Maybe, just maybe, the economic downturn will be severe enough that my generation will stop acting stupid with money and grow a brain.
Good sign: Lottery ticket sales (which always go up, and typically shoot up during economic scares) are flat or down in many states, including Maine, Massachusetts, Missouri, Kansas, Iowa, North Carolina, California, Arkansas and Texas.
I heard that something like 30% of people in their 50's genuinely believe their retirement will come from a lottery win. That's insane. If you invested the $100 dollars a month over 30 years instead of spending it on lottery tickets, you'd have half a million dollars at retirement, and that's assuming a low interest rate.
The problem with the lottery is it preys on the hopes of the poor by promising to easily and instantly make them rich. The odds of winning, however, are so slim that it makes it impossible for the human mind to even grasp it. Here's the thing, the Powerball is played in 38 states, and offers a payout of $15+ million, twice a week. However, on average there are less than a hundred winners a year. Over 30 years, that means 3,000 people will win the Powerball.

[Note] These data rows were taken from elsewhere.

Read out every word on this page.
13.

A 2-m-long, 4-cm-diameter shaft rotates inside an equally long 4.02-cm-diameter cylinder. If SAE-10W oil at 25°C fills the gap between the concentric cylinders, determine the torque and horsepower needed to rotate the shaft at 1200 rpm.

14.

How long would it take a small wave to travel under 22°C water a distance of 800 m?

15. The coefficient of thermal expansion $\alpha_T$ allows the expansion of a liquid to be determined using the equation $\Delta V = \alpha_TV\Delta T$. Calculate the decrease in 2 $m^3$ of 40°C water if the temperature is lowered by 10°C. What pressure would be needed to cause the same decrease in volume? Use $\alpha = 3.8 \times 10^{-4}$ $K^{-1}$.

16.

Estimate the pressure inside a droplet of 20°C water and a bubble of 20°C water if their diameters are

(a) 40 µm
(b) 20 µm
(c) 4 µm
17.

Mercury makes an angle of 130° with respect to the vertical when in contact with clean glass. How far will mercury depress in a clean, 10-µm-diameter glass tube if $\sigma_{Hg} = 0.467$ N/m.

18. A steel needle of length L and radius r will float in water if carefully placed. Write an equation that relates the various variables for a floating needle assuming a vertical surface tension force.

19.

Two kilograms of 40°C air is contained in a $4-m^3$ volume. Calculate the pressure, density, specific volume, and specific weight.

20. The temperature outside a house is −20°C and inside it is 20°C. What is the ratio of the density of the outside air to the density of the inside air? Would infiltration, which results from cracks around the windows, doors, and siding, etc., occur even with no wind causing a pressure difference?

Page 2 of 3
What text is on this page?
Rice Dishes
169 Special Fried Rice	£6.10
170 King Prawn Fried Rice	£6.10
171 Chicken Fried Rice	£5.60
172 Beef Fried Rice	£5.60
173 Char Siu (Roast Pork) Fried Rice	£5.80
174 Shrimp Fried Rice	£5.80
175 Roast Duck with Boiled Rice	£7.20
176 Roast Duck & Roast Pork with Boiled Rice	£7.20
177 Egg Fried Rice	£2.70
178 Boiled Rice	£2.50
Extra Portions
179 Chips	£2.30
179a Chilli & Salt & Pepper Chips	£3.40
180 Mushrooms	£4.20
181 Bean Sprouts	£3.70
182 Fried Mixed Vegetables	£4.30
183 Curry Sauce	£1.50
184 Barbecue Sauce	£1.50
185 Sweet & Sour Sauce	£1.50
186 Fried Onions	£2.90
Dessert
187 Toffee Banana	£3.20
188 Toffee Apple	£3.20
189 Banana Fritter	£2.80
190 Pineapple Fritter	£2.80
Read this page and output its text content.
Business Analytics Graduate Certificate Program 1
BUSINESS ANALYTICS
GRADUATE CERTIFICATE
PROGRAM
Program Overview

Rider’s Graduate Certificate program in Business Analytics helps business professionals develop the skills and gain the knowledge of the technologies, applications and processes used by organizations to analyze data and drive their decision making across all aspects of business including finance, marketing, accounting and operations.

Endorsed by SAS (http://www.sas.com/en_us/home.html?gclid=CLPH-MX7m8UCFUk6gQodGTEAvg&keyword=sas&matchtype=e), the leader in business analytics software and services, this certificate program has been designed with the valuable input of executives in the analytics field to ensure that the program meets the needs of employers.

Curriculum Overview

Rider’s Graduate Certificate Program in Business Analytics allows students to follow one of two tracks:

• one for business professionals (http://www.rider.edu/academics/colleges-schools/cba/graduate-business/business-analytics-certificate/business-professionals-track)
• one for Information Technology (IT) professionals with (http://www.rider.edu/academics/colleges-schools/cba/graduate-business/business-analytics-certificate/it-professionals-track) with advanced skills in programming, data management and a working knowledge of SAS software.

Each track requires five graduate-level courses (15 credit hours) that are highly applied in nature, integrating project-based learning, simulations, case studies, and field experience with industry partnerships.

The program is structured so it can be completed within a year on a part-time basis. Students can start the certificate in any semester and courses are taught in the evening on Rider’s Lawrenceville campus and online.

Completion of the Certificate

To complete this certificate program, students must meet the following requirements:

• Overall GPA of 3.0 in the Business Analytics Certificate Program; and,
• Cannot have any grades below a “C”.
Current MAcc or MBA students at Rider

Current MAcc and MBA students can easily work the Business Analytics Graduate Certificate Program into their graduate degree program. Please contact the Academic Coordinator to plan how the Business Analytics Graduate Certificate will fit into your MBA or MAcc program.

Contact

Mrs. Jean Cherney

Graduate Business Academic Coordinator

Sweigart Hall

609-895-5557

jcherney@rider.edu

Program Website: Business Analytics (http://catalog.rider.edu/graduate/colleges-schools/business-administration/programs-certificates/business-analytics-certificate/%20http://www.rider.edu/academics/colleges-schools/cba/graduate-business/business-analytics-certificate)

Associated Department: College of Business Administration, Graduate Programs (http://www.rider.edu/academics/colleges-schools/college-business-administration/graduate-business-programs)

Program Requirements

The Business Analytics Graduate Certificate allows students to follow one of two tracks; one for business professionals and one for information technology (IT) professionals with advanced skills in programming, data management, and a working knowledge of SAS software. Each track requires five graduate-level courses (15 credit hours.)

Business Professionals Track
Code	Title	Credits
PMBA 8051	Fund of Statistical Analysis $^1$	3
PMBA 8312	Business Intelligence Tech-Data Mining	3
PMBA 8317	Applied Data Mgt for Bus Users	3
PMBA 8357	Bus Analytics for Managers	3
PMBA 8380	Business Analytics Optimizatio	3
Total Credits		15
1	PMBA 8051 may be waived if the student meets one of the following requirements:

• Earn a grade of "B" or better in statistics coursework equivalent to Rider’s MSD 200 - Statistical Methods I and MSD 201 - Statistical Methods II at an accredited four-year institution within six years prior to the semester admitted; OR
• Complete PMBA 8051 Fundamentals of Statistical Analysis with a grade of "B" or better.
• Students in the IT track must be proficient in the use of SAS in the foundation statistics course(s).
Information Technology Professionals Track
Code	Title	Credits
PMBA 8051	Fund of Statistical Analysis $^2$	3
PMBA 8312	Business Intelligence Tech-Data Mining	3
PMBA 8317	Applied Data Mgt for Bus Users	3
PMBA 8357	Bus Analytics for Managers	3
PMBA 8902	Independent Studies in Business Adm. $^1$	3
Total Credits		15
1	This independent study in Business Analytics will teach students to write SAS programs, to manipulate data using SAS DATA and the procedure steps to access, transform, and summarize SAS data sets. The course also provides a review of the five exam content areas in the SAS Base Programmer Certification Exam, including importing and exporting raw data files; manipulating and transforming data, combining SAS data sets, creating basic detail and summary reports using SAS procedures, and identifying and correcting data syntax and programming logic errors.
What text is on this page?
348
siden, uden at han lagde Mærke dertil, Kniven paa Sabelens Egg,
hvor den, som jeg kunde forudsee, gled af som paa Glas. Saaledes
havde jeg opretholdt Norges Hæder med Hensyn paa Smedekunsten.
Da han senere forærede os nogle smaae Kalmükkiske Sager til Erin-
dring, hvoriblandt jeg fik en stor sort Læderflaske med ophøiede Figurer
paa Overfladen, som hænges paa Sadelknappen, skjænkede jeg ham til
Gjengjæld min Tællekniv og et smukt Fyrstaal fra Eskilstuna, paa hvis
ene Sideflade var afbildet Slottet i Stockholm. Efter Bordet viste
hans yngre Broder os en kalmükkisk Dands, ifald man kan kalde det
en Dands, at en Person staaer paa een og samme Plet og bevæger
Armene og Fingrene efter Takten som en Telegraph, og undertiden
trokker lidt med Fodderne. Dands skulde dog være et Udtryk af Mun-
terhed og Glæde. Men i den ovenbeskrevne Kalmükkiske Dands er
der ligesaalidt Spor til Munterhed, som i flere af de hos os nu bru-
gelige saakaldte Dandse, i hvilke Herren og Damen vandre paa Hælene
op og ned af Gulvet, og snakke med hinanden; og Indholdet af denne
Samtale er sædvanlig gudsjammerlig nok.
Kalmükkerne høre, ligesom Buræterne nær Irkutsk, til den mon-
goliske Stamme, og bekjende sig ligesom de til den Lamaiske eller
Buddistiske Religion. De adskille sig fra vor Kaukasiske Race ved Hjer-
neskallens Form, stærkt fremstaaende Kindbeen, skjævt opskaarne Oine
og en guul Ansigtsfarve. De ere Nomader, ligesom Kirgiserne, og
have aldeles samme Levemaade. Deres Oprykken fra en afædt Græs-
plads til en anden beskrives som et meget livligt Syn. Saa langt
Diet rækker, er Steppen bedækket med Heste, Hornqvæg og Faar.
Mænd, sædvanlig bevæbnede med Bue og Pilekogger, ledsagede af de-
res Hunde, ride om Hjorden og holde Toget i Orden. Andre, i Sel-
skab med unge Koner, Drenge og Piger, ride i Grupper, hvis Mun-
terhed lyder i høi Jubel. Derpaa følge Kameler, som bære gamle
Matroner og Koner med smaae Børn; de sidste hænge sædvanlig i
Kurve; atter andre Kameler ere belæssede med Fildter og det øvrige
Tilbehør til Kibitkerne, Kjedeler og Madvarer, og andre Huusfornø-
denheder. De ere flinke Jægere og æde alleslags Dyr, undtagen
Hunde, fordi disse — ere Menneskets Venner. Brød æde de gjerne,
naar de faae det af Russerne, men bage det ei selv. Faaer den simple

However, during that thirty years, over 80 million people will reach the age of retirement. So in all practicality, only 0.00375% of Americans should plan to retire via lottery tickets.
Maybe my generation is waking up to this non-reality. Maybe we'll start to make practical decisions about our money, like investing for the long-term, buying with cash not credit, and planning ahead. I highly doubt it. But buying less lottery tickets is a good sign we're moving in the right direction.